Looks better! Now change the color scale and legend. Also try adding in dates.

datefmt <- "%d %b %Y"

dates <- dat2 %>% 
  group_by(round) %>% 
  summarize(date = as.Date(median(date))) %>% 
  mutate(datestr = format(date, datefmt))

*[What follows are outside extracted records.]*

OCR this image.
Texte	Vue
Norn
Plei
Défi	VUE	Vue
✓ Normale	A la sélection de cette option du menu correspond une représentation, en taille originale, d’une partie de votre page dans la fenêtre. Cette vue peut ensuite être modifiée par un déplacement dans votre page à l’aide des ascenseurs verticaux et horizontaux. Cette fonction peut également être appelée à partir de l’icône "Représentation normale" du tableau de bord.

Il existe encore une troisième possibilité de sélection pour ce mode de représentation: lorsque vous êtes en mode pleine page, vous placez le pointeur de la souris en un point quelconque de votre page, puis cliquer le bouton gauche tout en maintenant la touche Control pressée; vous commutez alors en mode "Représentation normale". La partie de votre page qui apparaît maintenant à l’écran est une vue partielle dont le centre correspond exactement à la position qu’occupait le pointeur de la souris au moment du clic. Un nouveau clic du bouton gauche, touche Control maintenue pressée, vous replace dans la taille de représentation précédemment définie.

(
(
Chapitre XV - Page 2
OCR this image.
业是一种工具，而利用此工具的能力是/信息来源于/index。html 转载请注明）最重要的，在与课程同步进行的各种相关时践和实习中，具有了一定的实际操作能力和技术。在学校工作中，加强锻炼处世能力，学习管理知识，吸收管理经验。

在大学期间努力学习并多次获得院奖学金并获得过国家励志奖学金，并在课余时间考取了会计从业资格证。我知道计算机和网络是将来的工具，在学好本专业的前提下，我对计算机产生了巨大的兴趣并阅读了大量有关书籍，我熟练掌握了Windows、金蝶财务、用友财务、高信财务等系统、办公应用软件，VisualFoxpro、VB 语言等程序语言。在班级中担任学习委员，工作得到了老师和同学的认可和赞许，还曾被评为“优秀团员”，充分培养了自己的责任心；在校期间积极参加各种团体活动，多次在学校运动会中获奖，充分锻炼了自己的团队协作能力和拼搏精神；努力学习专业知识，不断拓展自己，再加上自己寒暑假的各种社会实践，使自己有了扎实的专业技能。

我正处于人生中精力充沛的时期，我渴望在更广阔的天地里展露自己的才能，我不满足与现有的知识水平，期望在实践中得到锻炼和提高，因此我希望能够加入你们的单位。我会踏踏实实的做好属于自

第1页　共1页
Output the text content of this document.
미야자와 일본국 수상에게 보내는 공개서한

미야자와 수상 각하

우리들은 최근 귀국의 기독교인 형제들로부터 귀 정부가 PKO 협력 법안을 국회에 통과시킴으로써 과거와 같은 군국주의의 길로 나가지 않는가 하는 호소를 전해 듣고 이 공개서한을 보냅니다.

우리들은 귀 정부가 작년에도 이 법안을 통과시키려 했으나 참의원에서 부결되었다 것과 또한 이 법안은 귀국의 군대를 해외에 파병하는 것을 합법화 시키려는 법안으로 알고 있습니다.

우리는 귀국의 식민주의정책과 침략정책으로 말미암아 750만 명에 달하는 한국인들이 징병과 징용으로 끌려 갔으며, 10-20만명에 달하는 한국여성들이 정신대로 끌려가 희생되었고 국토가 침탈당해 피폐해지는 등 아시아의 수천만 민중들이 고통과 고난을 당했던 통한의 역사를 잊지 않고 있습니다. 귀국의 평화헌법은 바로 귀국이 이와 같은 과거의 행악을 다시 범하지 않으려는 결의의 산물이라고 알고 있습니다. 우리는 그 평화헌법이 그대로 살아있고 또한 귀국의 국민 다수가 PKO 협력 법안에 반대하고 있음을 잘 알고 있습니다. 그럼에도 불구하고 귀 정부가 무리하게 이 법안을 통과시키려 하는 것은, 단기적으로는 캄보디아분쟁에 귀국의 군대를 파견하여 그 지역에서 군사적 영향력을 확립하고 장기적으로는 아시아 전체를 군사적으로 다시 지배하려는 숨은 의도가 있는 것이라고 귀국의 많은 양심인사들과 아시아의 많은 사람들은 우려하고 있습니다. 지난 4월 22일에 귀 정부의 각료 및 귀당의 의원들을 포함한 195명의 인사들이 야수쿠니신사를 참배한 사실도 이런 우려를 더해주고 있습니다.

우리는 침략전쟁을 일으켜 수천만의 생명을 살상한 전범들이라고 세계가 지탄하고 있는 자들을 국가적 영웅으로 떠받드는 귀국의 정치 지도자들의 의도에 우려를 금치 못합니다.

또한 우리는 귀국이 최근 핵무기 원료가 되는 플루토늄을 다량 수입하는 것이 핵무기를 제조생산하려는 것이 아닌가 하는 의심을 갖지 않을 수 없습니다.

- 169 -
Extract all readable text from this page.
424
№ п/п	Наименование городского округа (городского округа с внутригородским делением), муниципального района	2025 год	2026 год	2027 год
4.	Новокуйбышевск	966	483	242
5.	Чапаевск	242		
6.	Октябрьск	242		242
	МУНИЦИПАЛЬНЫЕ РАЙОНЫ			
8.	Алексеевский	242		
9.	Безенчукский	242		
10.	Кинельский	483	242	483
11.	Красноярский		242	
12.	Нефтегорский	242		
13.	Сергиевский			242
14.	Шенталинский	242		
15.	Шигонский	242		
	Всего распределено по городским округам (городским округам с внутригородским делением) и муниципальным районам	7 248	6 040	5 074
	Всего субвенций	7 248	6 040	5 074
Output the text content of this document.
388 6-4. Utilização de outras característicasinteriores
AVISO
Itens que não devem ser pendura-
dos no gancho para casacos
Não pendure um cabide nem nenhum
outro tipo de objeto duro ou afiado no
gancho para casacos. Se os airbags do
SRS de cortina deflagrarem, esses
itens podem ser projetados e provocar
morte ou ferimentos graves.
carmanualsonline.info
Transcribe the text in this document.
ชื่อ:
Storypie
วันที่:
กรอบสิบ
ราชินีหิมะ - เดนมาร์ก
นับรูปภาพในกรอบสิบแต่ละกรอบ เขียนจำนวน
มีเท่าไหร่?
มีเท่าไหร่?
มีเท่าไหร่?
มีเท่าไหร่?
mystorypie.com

dat7 <- left_join(mergedf, dat3, by = c("site.code", "round")) %>% 
  left_join(dates, by = "round") %>% 
  group_by(site.code) %>% 
  arrange(round) %>% 
  mutate(isMissing = is.na(lead.ppb) | is.na(copper.ppb),
         lead.ppb = zoo::na.approx(lead.ppb, na.rm = FALSE),
         copper.ppb = zoo::na.approx(copper.ppb, na.rm = FALSE),
         # label = datestr,
         label = date, # tweenr likes dealing with dates and not strings (wants to convert those to character)
         color = ifelse(isMissing, "#bbbbbb", "#555555")) %>% 
  ungroup() %>% 
  select(lead.ppb, copper.ppb, isMissing, label) %>% 
  split(f = mergedf$round) 

# Yeah, changing the naming convention to match dat number
tdat7 <- tween_states(dat7, tweenlength = 2, statelength = 1, 
                             ease = "linear", nframes = 240)

xlims = c(0.3, 10000)
ylims = c(10, 20000)

ggplot(dat7[[10]], aes(x = lead.ppb, y = copper.ppb)) +
  geom_point(aes(color = isMissing)) + 
  geom_text(aes(x = 2, y = 10500, label = format(label, datefmt)), family = "NimbusMon",
            fontface = "plain", size = 7) +
  scale_x_log10(limits = xlims, breaks = c(1, 10, 100, 1000, 10000)) +
  scale_y_log10(limits = ylims, breaks = c(10, 100, 1000, 10000)) +
  scale_color_manual(values = c("#555555", "#bb5555")) +
  theme_bw() +
  annotation_logticks() +
  theme(legend.position = "none")

And the final (for now) animation:

p <- ggplot(data=tdat7, aes(x=lead.ppb, y=copper.ppb)) + 
    # geom_text(aes(label = label, frame = .frame), data=tweenlogo, size = 13) + 
    geom_point(aes(frame = .frame, color = isMissing), size = 3, alpha = 0.6) + 
    geom_text(aes(frame = .frame, x = 2, y = 10500, 
                  label = format(label, datefmt)), family = "NimbusMon",
            fontface = "plain", size = 7) +
  scale_color_manual(values = c("#555555", "#bb5555")) +
  theme_bw() +
  theme(legend.position = "none") +
  scale_x_log10(limits = xlims, breaks = c(1, 10, 100, 1000, 10000)) +
  scale_y_log10(limits = ylims, breaks = c(10, 100, 1000, 10000)) +
  annotation_logticks()
  
animation::ani.options(interval = 1/15)
gganimate(p, "flint_all_annot.gif", title_frame = FALSE, ani.width = 400, 
           ani.height = 400)

Now that looks darn good. Of course I’m tempted to keep going with this, but I need to move on.